Das Bundesverfassungsgericht hatte mit seiner Entscheidung vom 19. Mai 2020 (1 BvR 2835/17) zur sogenannten Ausland-Ausland-Fernmeldeaufklärung mehrere Paragrafen des BND-Gesetzes für nicht vereinbar mit den Grundgesetz-Artikeln 5 und 10 erklärt und dem Gesetzgeber eine Frist für eine verfassungskonforme Neuregelung bis Ende 2021 gesetzt.

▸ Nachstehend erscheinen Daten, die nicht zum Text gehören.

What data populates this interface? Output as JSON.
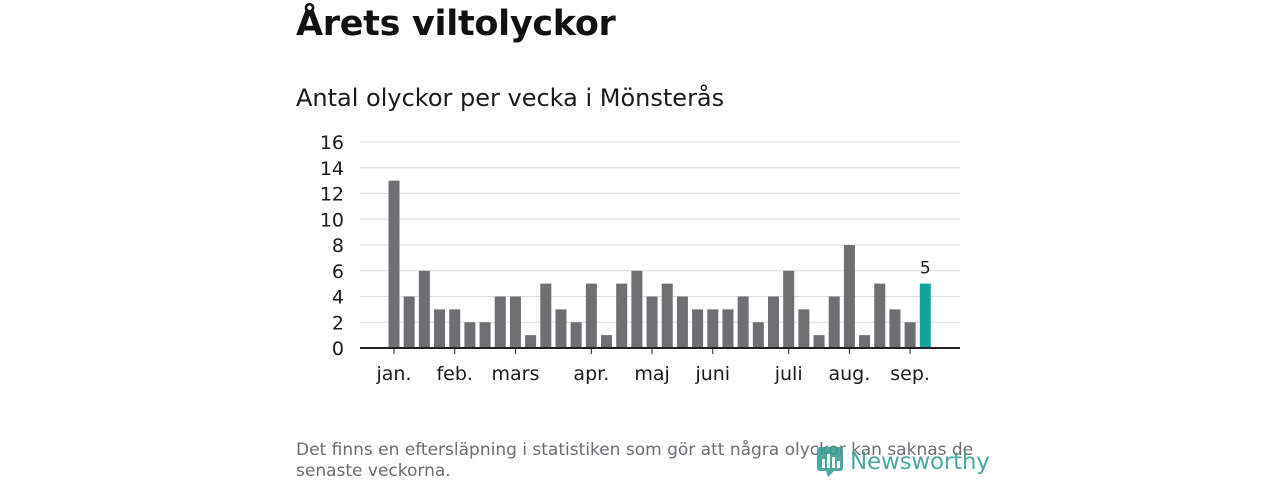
{
  "header": {
    "title": "Årets viltolyckor"
  },
  "chart_data": {
    "type": "bar",
    "title": "Antal olyckor per vecka i Mönsterås",
    "xlabel": "",
    "ylabel": "",
    "ylim": [
      0,
      16
    ],
    "y_ticks": [
      0,
      2,
      4,
      6,
      8,
      10,
      12,
      14,
      16
    ],
    "grid": true,
    "values": [
      13,
      4,
      6,
      3,
      3,
      2,
      2,
      4,
      4,
      1,
      5,
      3,
      2,
      5,
      1,
      5,
      6,
      4,
      5,
      4,
      3,
      3,
      3,
      4,
      2,
      4,
      6,
      3,
      1,
      4,
      8,
      1,
      5,
      3,
      2,
      5
    ],
    "x_ticks": [
      {
        "label": "jan.",
        "week": 1
      },
      {
        "label": "feb.",
        "week": 5
      },
      {
        "label": "mars",
        "week": 9
      },
      {
        "label": "apr.",
        "week": 14
      },
      {
        "label": "maj",
        "week": 18
      },
      {
        "label": "juni",
        "week": 22
      },
      {
        "label": "juli",
        "week": 27
      },
      {
        "label": "aug.",
        "week": 31
      },
      {
        "label": "sep.",
        "week": 35
      }
    ],
    "highlight_last": true,
    "highlight_label": "5",
    "colors": {
      "bar": "#6f6e73",
      "highlight": "#11a29a",
      "grid": "#dcdcdc",
      "axis": "#222222"
    }
  },
  "footer": {
    "note": "Det finns en eftersläpning i statistiken som gör att några olyckor kan saknas de senaste veckorna.",
    "brand": "Newsworthy"
  }
}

Wie die Bundesregierung in ihrer Vorlage ausführt, ist der gesetzliche Auftrag des BND die Gewinnung von Erkenntnissen über das Ausland, die von außen- oder sicherheitspolitischer Bedeutung für die Bundesrepublik sind. Die strategische Fernmeldeaufklärung stelle in diesem Zusammenhang ein wesentliches Element dar. 2016 seien „spezielle rechtliche Grundlagen für die strategische Fernmeldeaufklärung von Ausländern im Ausland vom Inland aus sowie diesbezügliche Kooperationen mit ausländischen öffentlichen Stellen“ geschaffen worden sowie eine eigene Rechtsgrundlage für die gemeinsame Datenhaltung mit ausländischen Stellen.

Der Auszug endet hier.